Every article on the first page of "HVAC roll-up strategy" tells you the same three things: the market is fragmented, the operators are aging out, PE is consolidating. None of them tell you which operators, and none rank the universe. The playbook is everywhere; the scoring is nowhere. That's a strange equilibrium given that ranking the universe is the actual job nobody on page one has done.
The Census County Business Patterns data for NAICS 238220 ("Plumbing, Heating, and Air-Conditioning Contractors") is the public starting line. It combines plumbing and HVAC into one code, which is annoying for an HVAC-only sizing claim but is the canonical public count. From there, the industry trade press (ACCA and its member surveys) gives you the qualitative shape of the operator base: heavily small-business, heavily owner-operator, with a long tail of multi-truck shops that aren't national brands.
That public sizing is good enough to argue the thesis. It isn't good enough to hand a buyer a hitlist. The gap between the two is where the scoring work lives.
What the consolidators are actually buying
The Grata playbook and the CT Acquisitions tracker both lean on the same implicit profile: a multi-truck shop, around twenty to fifty employees, owner over sixty, in a metro with population growth. That's the modal target, and also the most-contested one. Owners that match that profile in Sun Belt metros tend to report receiving several buyer letters a year, and Grata's own write-ups and HVAC trade-press coverage have documented this for the last two cycles.
The interesting slice is the next ring out. Operators just under the size the platforms care about (call it eight to fifteen trucks) are too small for the platform's initial scan and too big to leave out of a regional roll-up that's run with any discipline. The Census CBP universe of HVAC and plumbing contractors skews heavily to establishments in this band and smaller, and that's where the disciplined consolidator can move before the platform's BD team finishes the next quarter's outbound. The exact share depends on how you draw the line; CBP's establishment-size breakdowns give you a defensible bracket to work in.

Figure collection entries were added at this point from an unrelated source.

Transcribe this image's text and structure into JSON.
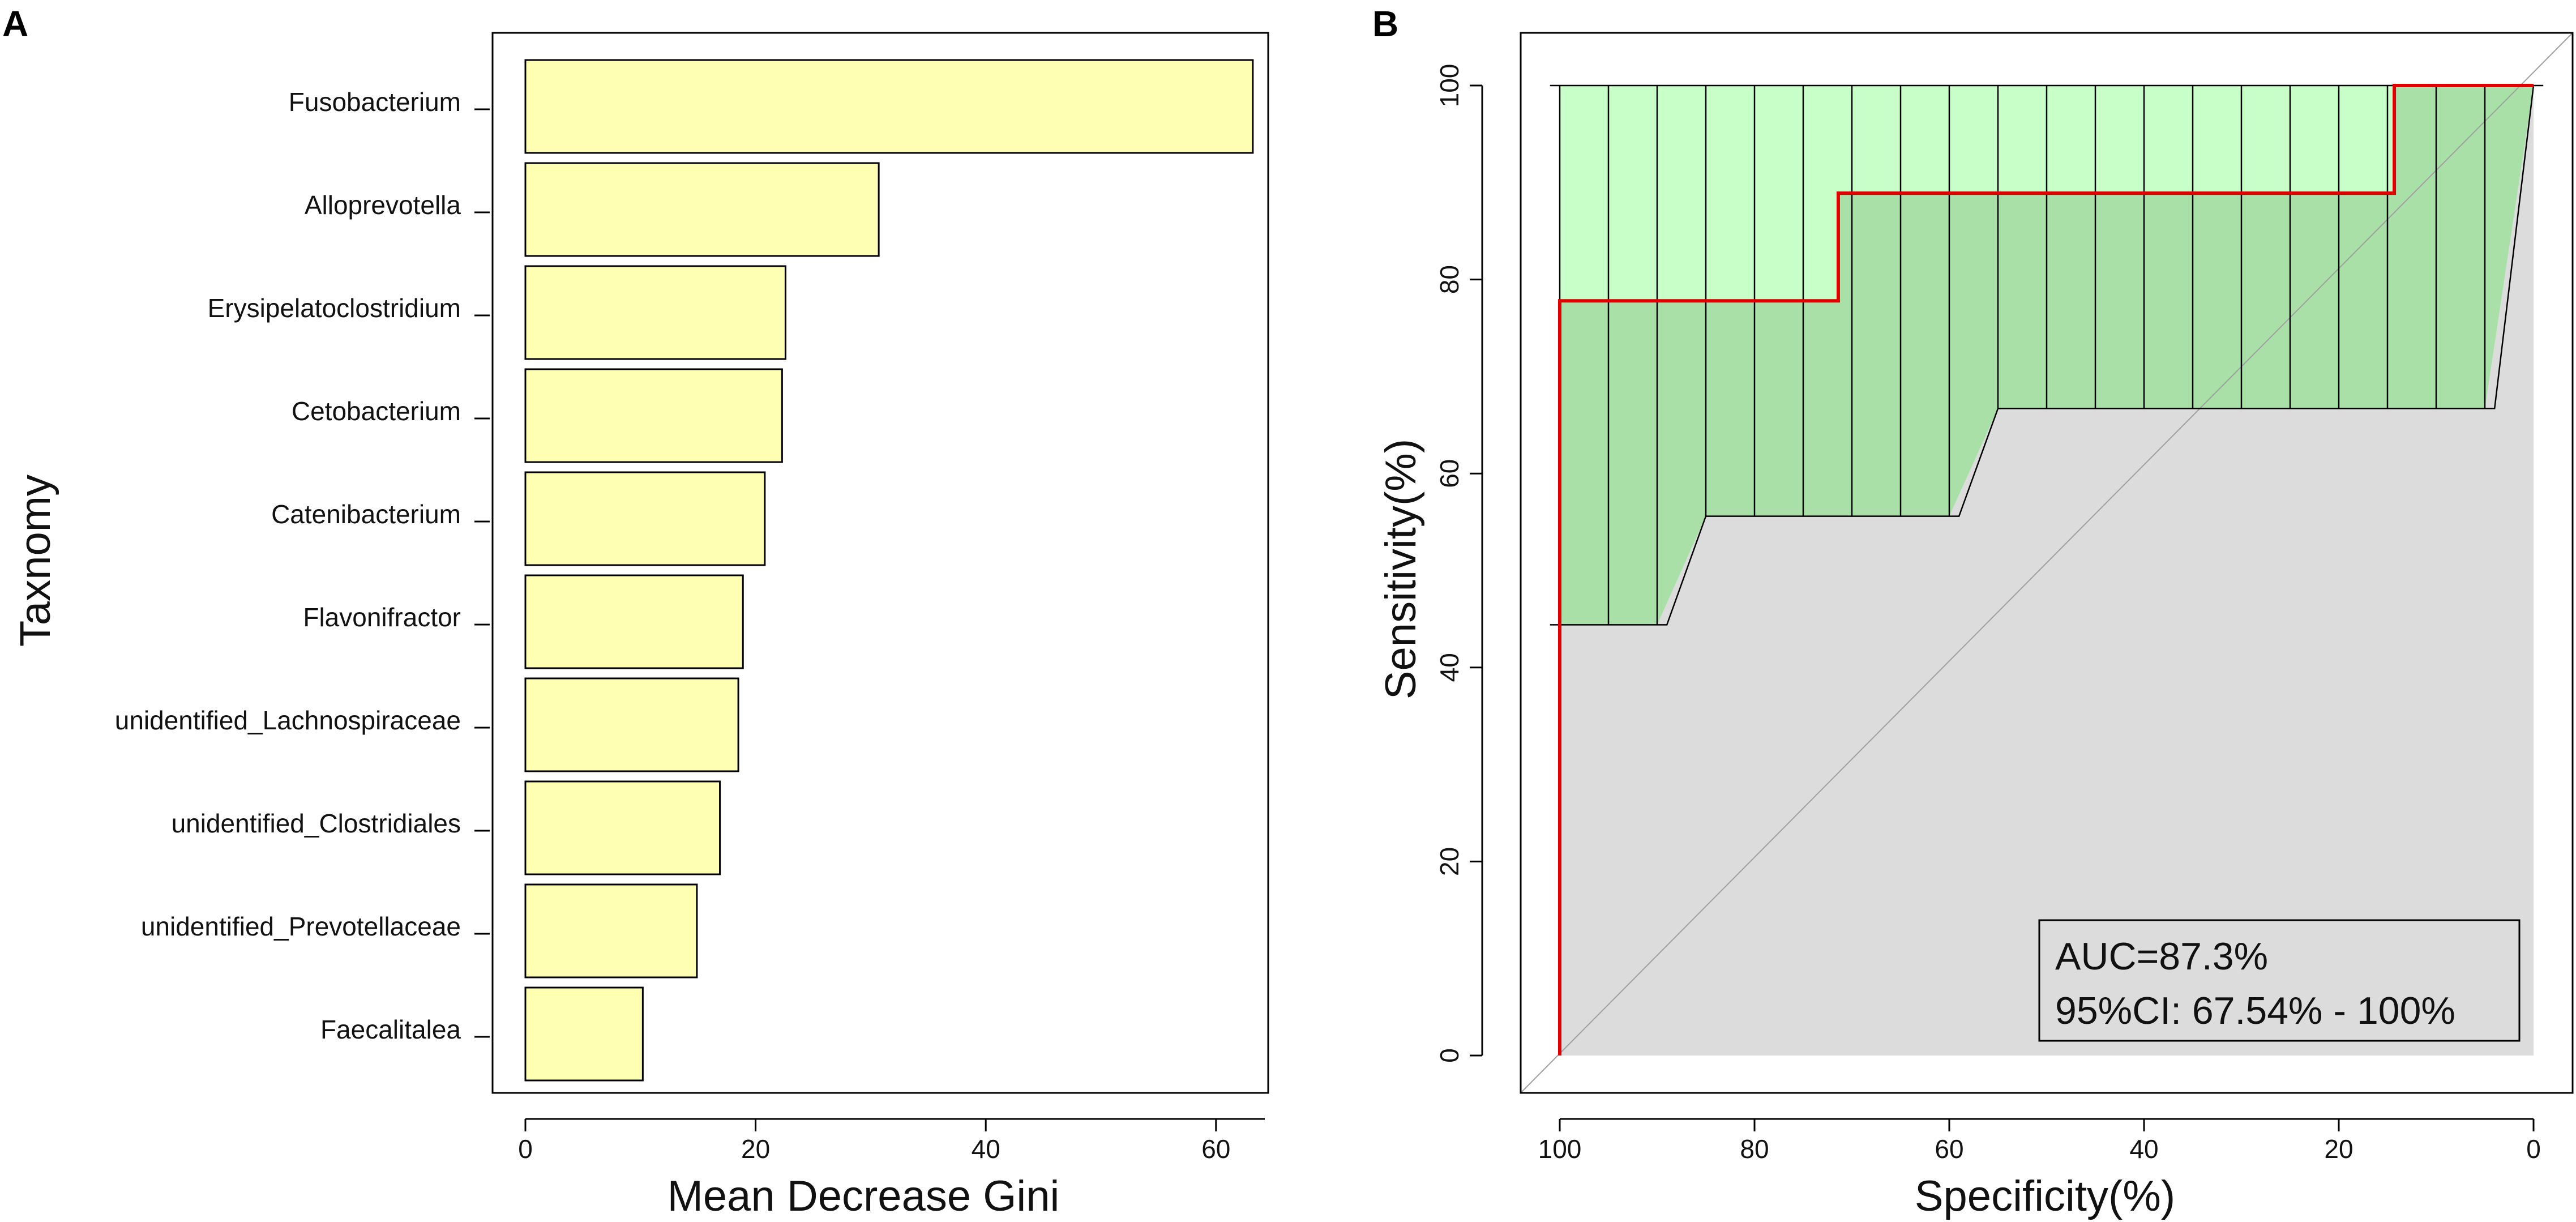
{
  "figure": {
    "panel_a_label": "A",
    "panel_b_label": "B"
  },
  "chart_data": [
    {
      "type": "bar",
      "orientation": "horizontal",
      "panel": "A",
      "title": "",
      "xlabel": "Mean Decrease Gini",
      "ylabel": "Taxnomy",
      "xlim": [
        0,
        66
      ],
      "xticks": [
        0,
        20,
        40,
        60
      ],
      "categories": [
        "Fusobacterium",
        "Alloprevotella",
        "Erysipelatoclostridium",
        "Cetobacterium",
        "Catenibacterium",
        "Flavonifractor",
        "unidentified_Lachnospiraceae",
        "unidentified_Clostridiales",
        "unidentified_Prevotellaceae",
        "Faecalitalea"
      ],
      "values": [
        63.2,
        30.7,
        22.6,
        22.3,
        20.8,
        18.9,
        18.5,
        16.9,
        14.9,
        10.2
      ],
      "bar_color": "#FFFFB3",
      "edge_color": "#000000"
    },
    {
      "type": "line",
      "subtype": "roc",
      "panel": "B",
      "title": "",
      "xlabel": "Specificity(%)",
      "ylabel": "Sensitivity(%)",
      "xlim": [
        100,
        0
      ],
      "ylim": [
        0,
        100
      ],
      "xticks": [
        100,
        80,
        60,
        40,
        20,
        0
      ],
      "yticks": [
        0,
        20,
        40,
        60,
        80,
        100
      ],
      "series": [
        {
          "name": "ROC",
          "color": "#E00000",
          "points": [
            [
              100,
              0
            ],
            [
              100,
              77.8
            ],
            [
              71.4,
              77.8
            ],
            [
              71.4,
              88.9
            ],
            [
              14.3,
              88.9
            ],
            [
              14.3,
              100
            ],
            [
              0,
              100
            ]
          ]
        },
        {
          "name": "CI upper",
          "color": "#C8FFC8",
          "points": [
            [
              100,
              100
            ],
            [
              0,
              100
            ]
          ]
        },
        {
          "name": "CI lower",
          "color": "#A8E0A8",
          "points": [
            [
              100,
              44.4
            ],
            [
              90,
              44.4
            ],
            [
              85,
              55.6
            ],
            [
              60,
              55.6
            ],
            [
              55,
              66.7
            ],
            [
              5,
              66.7
            ],
            [
              0,
              100
            ]
          ]
        },
        {
          "name": "chance",
          "color": "#A0A0A0",
          "points": [
            [
              100,
              0
            ],
            [
              0,
              100
            ]
          ]
        }
      ],
      "ci_bar_specificities": [
        100,
        95,
        90,
        85,
        80,
        75,
        70,
        65,
        60,
        55,
        50,
        45,
        40,
        35,
        30,
        25,
        20,
        15,
        10,
        5
      ],
      "background_color": "#DCDCDC",
      "annotation": {
        "auc": "AUC=87.3%",
        "ci": "95%CI: 67.54% - 100%",
        "placement": "bottom-right"
      }
    }
  ]
}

Three signals worth scoring
A scoring function is only useful if the signals are reproducible and the weights survive the next campaign. Three input categories are well-supported by the public-data and trade-press literature, and they're the ones a buyer-side team can actually compute against the CBP universe.
Permit-issuance velocity in the operator's primary metro, rolling 90 days. New residential and light-commercial permits are a leading indicator of installation demand, which feeds the operator's hiring problem, which is when the owner starts taking buyer calls. Municipal building-department permit feeds and Census Building Permits Survey data both expose this. The mechanism is well-documented in HVAC trade publications and is the cleanest of the three to compute.

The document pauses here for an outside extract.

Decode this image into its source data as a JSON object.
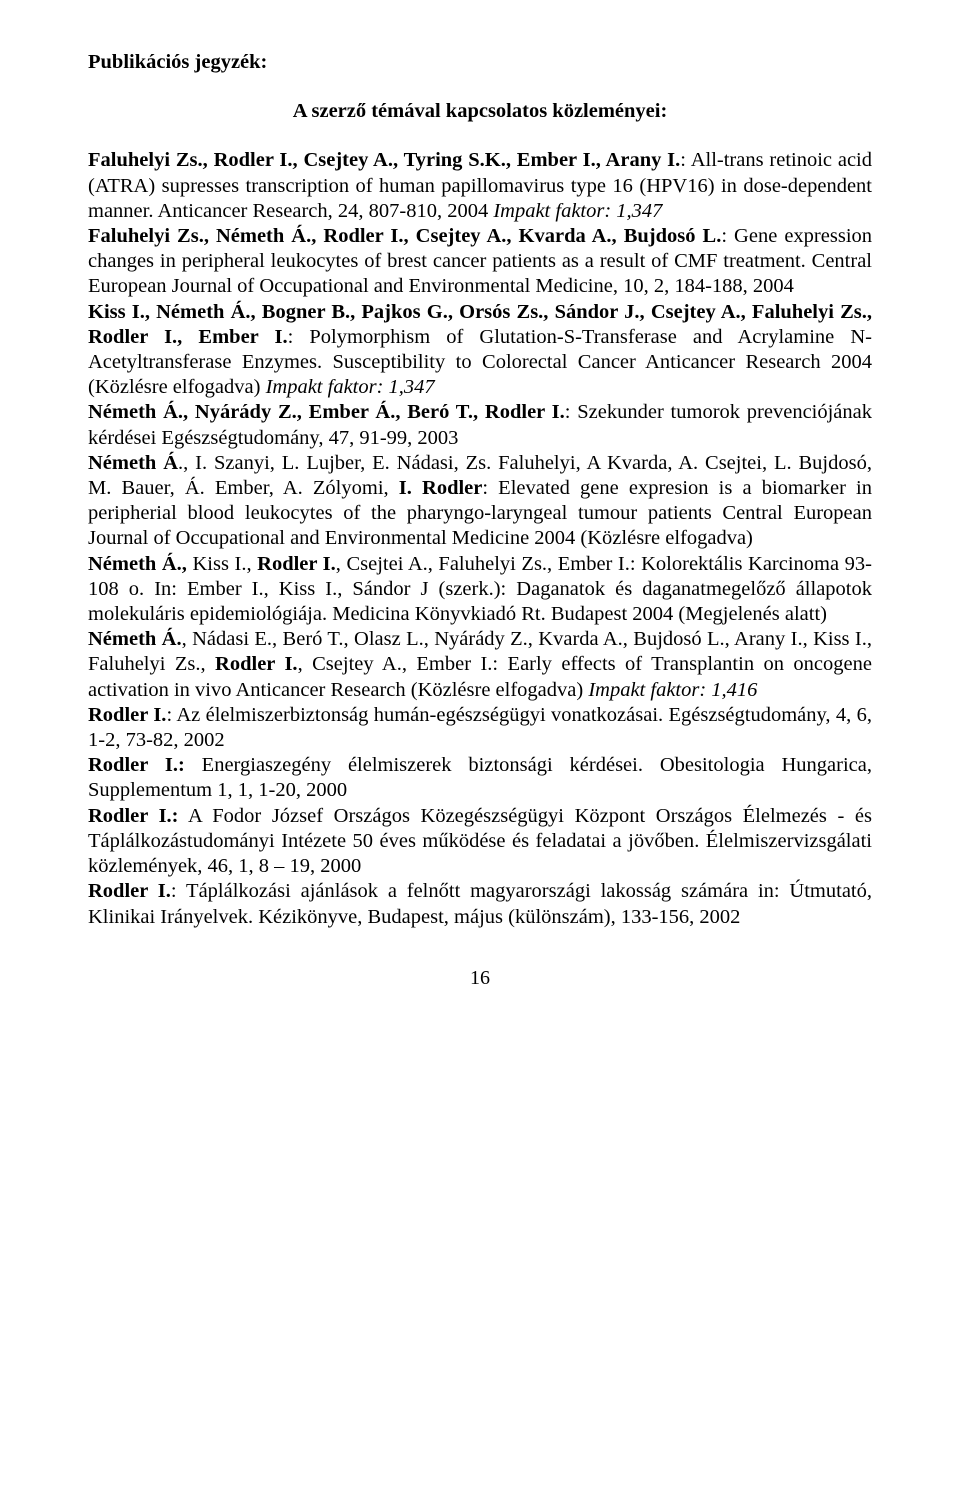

Hiring-cycle shape from the operator's job postings. Not how many postings, but the shape. An operator reposting the same senior tech role every six to eight weeks for a year is signaling something specific: the owner is hands-on, the bench is thin, and the firm has hit the ceiling of what one person can run. BLS job-openings and labor turnover data describes the industry-level dynamics; the per-operator signal sits in public job-board scrapes.

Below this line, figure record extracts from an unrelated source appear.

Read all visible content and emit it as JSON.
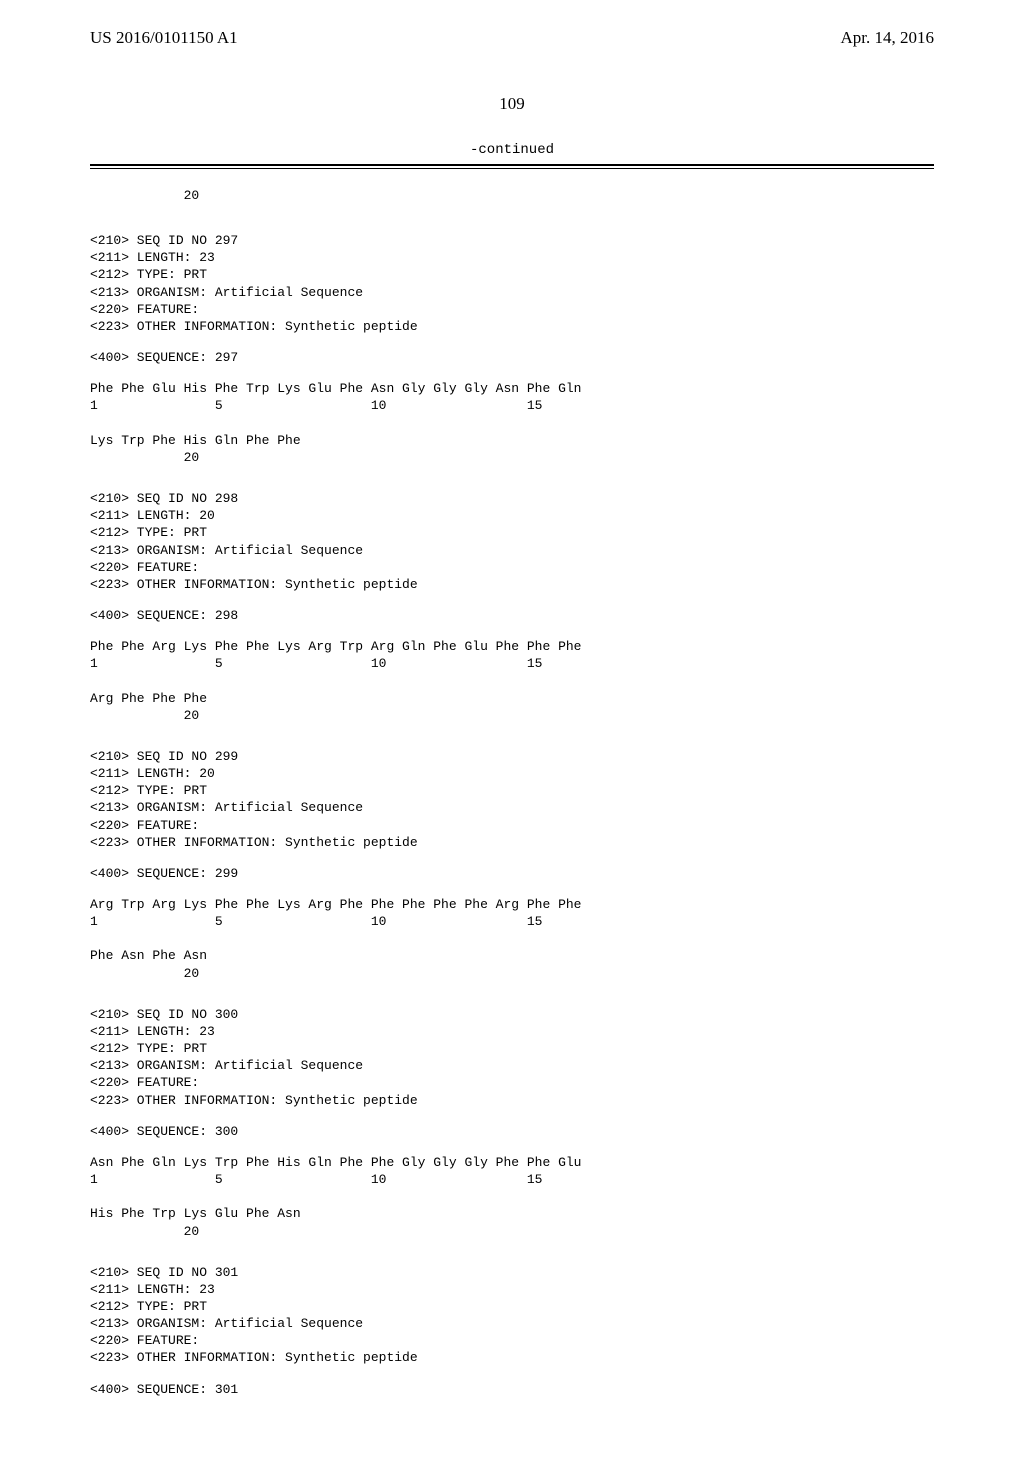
{
  "header": {
    "left": "US 2016/0101150 A1",
    "right": "Apr. 14, 2016"
  },
  "pagenum": "109",
  "continued": "-continued",
  "tail20": "            20",
  "records": [
    {
      "meta": [
        "<210> SEQ ID NO 297",
        "<211> LENGTH: 23",
        "<212> TYPE: PRT",
        "<213> ORGANISM: Artificial Sequence",
        "<220> FEATURE:",
        "<223> OTHER INFORMATION: Synthetic peptide"
      ],
      "seqheader": "<400> SEQUENCE: 297",
      "seqlines": [
        "Phe Phe Glu His Phe Trp Lys Glu Phe Asn Gly Gly Gly Asn Phe Gln",
        "1               5                   10                  15",
        "",
        "Lys Trp Phe His Gln Phe Phe",
        "            20"
      ]
    },
    {
      "meta": [
        "<210> SEQ ID NO 298",
        "<211> LENGTH: 20",
        "<212> TYPE: PRT",
        "<213> ORGANISM: Artificial Sequence",
        "<220> FEATURE:",
        "<223> OTHER INFORMATION: Synthetic peptide"
      ],
      "seqheader": "<400> SEQUENCE: 298",
      "seqlines": [
        "Phe Phe Arg Lys Phe Phe Lys Arg Trp Arg Gln Phe Glu Phe Phe Phe",
        "1               5                   10                  15",
        "",
        "Arg Phe Phe Phe",
        "            20"
      ]
    },
    {
      "meta": [
        "<210> SEQ ID NO 299",
        "<211> LENGTH: 20",
        "<212> TYPE: PRT",
        "<213> ORGANISM: Artificial Sequence",
        "<220> FEATURE:",
        "<223> OTHER INFORMATION: Synthetic peptide"
      ],
      "seqheader": "<400> SEQUENCE: 299",
      "seqlines": [
        "Arg Trp Arg Lys Phe Phe Lys Arg Phe Phe Phe Phe Phe Arg Phe Phe",
        "1               5                   10                  15",
        "",
        "Phe Asn Phe Asn",
        "            20"
      ]
    },
    {
      "meta": [
        "<210> SEQ ID NO 300",
        "<211> LENGTH: 23",
        "<212> TYPE: PRT",
        "<213> ORGANISM: Artificial Sequence",
        "<220> FEATURE:",
        "<223> OTHER INFORMATION: Synthetic peptide"
      ],
      "seqheader": "<400> SEQUENCE: 300",
      "seqlines": [
        "Asn Phe Gln Lys Trp Phe His Gln Phe Phe Gly Gly Gly Phe Phe Glu",
        "1               5                   10                  15",
        "",
        "His Phe Trp Lys Glu Phe Asn",
        "            20"
      ]
    },
    {
      "meta": [
        "<210> SEQ ID NO 301",
        "<211> LENGTH: 23",
        "<212> TYPE: PRT",
        "<213> ORGANISM: Artificial Sequence",
        "<220> FEATURE:",
        "<223> OTHER INFORMATION: Synthetic peptide"
      ],
      "seqheader": "<400> SEQUENCE: 301",
      "seqlines": []
    }
  ]
}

Owner-tenure proxies from state filings and LinkedIn. Not age, but tenure. Years since the LLC was formed, years since the owner's LinkedIn role last changed, the gap between those two. Operators where the LLC is twenty-plus years old and the owner's role hasn't changed since the filing are the population the succession-cliff thesis is actually about. State Secretary of State filings are the canonical public source; LinkedIn's public profile data is the second leg.
What's notably absent from a defensible scoring function: revenue estimates, employee-count proxies, and technology-adoption scores. Public-data hygiene on those is poor and the signal-to-noise rarely justifies the engineering.
Where the under-served slice probably is
Cross the size band with the three signals and the map narrows. Trade-press coverage and Census population-growth data both point to the same regions where the platform consolidators have been slower to push: secondary Texas markets outside Dallas and Houston, the Carolinas inland from the coast, the Phoenix exurbs, and the Ohio-Indiana corridor. The platforms favor the largest metros because that's where the modal target lives; the band just below the modal target, in metros just below the obvious ones, is structurally where there's room.
The point of building a scoring function is that the resulting list belongs to the firm running the thesis, not to the SERP. But the shape of the slice is the answer to the question the existing articles dance around: yes, the window is open, and no, it isn't open in the metros the playbooks point at.
What this is and what it isn't
This is a thesis post about how to score the HVAC universe, not a deal-flow promise. A scoring function tells you where to look. The conversation with the owner is still the conversation with the owner, and the half of roll-up math that lives on the integration side is unchanged. What scoring does is collapse a sourcing universe of tens of thousands of HVAC and plumbing establishments to the much smaller subset where size band, geography, and the three signals agree.
The playbook for HVAC roll-ups is everywhere. The scored list that lets you act on it is the work. Anyone with a Substack can write the playbook. Building the index, keeping it fresh, and pointing it at the right names is what a sourcing infrastructure has to do.